Theoretically possible, but unlikely. This is one of those cases where effects scale very fast. And even if the shuttle could survive a significant impact, it would be noticed.
As Chronos says, minor damage is routine and fully accounted for. The only other data point is the case where a satellite was probably destroyed by space junk. Even empirically, there’s nothing in between.

Incidentally, from memory, the limit on trackable objects in orbit is about 1 cm. That’s somewhat more dangerous than a fleck of paint.
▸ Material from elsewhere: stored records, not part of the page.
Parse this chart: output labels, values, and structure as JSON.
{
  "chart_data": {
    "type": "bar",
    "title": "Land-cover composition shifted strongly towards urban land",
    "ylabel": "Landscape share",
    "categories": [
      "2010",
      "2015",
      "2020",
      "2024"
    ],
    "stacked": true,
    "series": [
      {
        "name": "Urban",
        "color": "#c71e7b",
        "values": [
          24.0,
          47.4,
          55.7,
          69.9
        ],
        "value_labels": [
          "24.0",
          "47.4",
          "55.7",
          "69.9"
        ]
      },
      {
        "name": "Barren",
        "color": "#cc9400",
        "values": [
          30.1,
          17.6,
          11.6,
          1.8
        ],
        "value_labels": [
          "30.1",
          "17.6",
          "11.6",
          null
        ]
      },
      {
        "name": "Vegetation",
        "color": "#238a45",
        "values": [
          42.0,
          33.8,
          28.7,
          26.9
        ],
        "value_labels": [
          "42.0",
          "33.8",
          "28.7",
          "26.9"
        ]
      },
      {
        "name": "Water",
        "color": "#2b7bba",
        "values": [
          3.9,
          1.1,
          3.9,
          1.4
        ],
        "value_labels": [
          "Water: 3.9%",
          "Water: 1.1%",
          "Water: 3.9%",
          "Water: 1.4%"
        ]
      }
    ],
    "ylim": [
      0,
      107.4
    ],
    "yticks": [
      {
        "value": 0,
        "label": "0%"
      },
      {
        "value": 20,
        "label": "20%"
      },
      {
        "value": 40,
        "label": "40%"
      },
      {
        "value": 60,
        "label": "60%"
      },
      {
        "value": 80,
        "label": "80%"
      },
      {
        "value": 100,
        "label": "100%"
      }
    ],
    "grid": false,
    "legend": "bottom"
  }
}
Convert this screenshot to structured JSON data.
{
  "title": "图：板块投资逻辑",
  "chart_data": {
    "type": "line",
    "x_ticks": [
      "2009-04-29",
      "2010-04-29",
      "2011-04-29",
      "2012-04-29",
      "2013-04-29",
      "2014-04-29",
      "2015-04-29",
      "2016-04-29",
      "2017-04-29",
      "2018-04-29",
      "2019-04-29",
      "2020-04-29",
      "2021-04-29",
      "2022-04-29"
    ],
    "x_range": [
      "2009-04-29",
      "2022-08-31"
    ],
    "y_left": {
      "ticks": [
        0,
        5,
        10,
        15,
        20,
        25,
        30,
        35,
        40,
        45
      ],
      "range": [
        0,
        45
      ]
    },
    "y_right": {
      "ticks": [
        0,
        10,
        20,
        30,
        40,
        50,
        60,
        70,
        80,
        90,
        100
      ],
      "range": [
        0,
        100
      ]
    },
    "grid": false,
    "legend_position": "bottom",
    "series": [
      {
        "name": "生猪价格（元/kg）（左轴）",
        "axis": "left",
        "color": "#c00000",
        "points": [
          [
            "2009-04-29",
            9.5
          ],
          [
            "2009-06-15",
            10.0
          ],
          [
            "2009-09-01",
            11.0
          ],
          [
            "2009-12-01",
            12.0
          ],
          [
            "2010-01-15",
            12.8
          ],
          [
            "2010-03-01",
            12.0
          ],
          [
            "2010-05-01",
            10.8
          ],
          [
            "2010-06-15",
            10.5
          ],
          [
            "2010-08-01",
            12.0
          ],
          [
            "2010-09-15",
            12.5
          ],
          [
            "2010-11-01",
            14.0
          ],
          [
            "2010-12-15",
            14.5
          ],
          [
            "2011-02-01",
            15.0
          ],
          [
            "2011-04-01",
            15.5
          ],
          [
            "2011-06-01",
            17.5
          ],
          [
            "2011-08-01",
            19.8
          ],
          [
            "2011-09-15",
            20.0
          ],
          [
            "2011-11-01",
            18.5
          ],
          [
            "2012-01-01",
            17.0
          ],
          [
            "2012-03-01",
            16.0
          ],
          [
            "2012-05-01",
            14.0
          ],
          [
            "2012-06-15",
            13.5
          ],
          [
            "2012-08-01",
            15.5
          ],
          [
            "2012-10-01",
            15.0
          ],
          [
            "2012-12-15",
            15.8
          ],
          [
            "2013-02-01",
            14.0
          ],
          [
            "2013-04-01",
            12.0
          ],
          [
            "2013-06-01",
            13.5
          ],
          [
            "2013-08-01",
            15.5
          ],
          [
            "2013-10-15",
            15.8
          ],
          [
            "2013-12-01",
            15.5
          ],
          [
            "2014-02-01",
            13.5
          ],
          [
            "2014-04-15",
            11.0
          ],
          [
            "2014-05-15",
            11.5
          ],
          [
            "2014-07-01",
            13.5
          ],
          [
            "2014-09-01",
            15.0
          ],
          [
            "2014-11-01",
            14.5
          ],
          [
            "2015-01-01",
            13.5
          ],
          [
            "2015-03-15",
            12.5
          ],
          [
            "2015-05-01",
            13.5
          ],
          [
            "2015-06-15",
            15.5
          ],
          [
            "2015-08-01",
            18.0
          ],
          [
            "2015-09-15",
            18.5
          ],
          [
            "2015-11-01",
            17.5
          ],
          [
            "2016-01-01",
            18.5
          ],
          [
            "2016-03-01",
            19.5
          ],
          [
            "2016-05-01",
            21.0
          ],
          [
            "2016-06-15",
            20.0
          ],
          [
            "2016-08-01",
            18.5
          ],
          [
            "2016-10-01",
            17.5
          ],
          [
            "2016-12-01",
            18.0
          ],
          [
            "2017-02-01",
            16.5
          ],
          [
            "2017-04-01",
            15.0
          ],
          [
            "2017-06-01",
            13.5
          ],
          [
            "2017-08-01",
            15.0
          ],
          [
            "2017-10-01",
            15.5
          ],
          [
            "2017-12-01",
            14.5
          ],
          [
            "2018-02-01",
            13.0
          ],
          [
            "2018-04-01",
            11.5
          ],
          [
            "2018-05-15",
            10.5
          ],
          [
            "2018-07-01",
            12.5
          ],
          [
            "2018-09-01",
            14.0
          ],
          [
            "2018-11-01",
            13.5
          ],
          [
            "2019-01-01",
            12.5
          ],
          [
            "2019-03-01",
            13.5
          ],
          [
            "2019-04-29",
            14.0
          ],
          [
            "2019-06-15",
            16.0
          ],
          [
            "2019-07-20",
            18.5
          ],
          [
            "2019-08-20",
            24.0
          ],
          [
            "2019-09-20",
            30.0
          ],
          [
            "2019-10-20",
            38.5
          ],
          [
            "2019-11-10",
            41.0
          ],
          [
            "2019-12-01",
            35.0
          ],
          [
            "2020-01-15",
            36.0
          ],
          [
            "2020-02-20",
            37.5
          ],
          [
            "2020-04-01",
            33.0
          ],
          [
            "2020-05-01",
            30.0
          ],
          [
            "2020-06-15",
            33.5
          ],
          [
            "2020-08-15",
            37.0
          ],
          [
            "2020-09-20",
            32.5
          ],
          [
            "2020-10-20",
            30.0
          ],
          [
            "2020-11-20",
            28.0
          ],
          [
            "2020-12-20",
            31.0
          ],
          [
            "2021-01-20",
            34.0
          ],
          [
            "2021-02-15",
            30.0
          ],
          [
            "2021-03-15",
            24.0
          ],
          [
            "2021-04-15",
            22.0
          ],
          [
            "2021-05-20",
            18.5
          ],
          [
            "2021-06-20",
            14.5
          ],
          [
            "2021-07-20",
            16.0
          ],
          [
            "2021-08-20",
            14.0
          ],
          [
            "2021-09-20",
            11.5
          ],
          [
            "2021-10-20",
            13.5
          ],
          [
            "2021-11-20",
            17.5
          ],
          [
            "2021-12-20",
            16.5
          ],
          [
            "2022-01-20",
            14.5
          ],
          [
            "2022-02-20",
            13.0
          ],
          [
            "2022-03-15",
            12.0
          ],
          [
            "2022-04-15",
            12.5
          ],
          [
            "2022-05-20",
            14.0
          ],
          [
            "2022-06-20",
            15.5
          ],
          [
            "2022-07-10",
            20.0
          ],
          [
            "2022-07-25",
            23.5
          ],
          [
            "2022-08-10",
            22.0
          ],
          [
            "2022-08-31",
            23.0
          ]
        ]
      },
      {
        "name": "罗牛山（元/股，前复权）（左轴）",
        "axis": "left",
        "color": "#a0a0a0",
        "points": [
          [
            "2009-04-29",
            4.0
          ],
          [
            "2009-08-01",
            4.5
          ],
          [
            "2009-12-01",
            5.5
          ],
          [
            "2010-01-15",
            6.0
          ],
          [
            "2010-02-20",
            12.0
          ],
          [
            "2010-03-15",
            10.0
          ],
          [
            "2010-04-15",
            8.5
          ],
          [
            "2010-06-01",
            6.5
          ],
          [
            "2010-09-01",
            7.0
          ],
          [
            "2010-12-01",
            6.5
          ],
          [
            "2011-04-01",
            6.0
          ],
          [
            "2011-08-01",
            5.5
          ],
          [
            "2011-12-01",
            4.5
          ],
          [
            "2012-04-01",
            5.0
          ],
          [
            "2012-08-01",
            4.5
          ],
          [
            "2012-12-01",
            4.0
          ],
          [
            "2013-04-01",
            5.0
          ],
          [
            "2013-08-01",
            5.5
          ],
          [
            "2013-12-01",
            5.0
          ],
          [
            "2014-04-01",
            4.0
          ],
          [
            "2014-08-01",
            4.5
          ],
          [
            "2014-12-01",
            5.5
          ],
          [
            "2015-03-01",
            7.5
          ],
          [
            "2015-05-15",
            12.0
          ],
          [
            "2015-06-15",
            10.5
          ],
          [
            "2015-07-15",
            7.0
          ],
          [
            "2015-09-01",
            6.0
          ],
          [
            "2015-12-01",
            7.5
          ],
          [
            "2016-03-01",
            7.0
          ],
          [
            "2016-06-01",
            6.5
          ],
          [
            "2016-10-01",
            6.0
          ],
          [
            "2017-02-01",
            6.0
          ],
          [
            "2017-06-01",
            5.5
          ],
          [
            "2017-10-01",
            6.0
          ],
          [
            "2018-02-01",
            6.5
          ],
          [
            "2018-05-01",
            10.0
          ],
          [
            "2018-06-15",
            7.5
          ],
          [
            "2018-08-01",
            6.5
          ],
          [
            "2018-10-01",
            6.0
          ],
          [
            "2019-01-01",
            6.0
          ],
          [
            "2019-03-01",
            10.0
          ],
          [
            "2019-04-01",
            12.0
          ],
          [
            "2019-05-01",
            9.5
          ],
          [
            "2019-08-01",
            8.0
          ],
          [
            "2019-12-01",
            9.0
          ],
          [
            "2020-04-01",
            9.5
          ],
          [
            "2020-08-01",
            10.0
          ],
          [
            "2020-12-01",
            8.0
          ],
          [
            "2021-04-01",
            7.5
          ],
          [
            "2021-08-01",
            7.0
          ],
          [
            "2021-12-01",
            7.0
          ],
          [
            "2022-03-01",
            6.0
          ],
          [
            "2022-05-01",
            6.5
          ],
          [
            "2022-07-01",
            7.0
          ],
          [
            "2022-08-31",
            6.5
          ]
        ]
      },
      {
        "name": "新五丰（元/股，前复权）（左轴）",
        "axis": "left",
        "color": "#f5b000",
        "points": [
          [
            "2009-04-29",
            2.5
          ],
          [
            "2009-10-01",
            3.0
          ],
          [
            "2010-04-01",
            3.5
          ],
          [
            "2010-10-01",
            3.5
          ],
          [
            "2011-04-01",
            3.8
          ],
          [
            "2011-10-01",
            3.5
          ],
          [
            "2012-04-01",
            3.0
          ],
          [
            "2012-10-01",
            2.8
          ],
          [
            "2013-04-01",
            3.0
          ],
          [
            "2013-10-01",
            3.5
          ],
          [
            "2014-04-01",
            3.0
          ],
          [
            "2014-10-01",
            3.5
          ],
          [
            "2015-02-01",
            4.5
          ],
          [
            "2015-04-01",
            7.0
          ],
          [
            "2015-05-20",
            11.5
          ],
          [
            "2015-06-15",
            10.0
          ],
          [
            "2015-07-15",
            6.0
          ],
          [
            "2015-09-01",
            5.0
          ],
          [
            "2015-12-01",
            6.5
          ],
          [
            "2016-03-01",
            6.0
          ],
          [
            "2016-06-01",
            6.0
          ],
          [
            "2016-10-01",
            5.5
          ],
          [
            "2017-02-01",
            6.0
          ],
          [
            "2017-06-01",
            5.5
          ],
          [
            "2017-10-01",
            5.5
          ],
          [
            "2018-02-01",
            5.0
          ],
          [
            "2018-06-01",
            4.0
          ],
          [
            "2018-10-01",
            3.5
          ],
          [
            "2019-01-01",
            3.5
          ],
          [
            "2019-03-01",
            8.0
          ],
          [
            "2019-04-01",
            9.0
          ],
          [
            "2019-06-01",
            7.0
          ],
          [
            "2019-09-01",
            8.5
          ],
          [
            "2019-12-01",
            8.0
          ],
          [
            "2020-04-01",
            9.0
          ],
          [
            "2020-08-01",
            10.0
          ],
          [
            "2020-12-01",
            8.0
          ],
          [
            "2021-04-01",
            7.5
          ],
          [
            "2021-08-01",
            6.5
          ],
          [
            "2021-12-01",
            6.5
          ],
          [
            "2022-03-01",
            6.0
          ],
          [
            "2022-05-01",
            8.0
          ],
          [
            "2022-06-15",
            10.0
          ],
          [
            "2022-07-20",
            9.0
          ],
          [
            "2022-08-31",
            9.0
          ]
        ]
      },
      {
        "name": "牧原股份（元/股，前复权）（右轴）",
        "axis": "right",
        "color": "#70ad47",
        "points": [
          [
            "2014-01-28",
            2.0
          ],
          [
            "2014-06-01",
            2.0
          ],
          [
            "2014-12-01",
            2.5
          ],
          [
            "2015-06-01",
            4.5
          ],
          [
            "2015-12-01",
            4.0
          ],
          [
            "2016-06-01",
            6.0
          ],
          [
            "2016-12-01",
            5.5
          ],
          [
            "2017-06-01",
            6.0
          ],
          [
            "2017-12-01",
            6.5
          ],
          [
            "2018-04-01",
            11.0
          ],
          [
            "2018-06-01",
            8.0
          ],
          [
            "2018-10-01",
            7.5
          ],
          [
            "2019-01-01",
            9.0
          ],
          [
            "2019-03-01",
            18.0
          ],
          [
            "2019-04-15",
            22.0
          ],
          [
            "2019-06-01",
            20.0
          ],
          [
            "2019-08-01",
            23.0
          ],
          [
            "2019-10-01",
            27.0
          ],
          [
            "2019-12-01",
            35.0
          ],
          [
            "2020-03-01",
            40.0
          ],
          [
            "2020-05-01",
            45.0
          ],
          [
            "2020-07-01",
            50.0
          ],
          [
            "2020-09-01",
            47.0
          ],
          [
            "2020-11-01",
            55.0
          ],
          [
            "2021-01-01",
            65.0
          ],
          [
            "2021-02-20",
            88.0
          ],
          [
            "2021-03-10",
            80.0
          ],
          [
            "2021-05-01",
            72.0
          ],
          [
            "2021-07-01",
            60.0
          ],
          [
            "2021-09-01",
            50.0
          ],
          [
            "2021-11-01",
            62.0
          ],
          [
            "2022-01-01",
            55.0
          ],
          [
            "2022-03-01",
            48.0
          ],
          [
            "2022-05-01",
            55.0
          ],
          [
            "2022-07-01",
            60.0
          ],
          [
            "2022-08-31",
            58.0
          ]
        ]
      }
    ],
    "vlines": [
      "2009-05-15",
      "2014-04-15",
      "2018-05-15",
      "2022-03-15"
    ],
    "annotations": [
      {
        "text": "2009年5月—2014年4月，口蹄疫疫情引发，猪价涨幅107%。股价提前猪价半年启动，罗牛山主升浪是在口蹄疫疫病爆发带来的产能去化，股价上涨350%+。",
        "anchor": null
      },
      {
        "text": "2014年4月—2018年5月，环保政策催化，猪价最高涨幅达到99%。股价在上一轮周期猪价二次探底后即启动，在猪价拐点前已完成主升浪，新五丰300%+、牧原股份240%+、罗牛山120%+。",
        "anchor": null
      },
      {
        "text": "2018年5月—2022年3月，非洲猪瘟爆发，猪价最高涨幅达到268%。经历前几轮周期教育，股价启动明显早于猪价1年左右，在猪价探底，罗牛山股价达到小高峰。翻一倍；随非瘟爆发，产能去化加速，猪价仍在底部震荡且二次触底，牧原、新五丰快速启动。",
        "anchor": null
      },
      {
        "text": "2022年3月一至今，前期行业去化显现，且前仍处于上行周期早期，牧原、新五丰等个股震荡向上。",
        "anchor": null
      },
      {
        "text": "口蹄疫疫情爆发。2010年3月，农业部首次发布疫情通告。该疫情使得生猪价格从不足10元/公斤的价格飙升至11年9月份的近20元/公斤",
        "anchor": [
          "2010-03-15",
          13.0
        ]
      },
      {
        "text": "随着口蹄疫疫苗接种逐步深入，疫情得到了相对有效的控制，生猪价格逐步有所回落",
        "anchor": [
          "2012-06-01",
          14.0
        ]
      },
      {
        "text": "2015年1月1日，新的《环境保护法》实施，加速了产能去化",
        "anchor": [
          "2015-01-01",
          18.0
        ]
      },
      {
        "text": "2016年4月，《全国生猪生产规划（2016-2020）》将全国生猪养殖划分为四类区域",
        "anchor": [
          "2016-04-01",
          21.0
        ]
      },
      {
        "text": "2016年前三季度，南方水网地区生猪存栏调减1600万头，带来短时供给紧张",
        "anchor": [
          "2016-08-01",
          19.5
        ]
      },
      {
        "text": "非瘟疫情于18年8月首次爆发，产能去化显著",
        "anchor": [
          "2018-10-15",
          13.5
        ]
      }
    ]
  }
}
A fleck of paint caused a one-inch pit in one of Discovery’s front windows a while back, IIRC. When you’re going 17,500 MPH it doesn’t take anything at all to cause serious damage. NORAD, the agency responsible for tracking space debris, can only track objects up to the size of a softball. However, were it to strike at the right place and speed, an object much much smaller than that could result in a catastrophic failure.

Duck Duck Goose is half right. It’s extremely unlikely that the shuttle collided with anything on its way down, because anything big enough to do damage to the shuttle would have been tracked and anything small enough to escape detection would have vaporized long before even coming close to the shuttle’s altitude. However, the “car hitting beer can” analogy isn’t exactly correct. It’s more like “car hitting beer can at 17,500 MPH” :slight_smile: Just a slight difference there.

LOL. Yeah, NORAD’s radar prevents them from tracking any large objects. Haha, no…

I meant to say “down to the size of a softball.”

By the way, a beer can going 17,500 MPH has roughly 62,000 times more energy than a beer can going, say, 70 MPH on the highway. Energy goes up with the square of the velocity, which is why even the tiniest object can do SO much damage.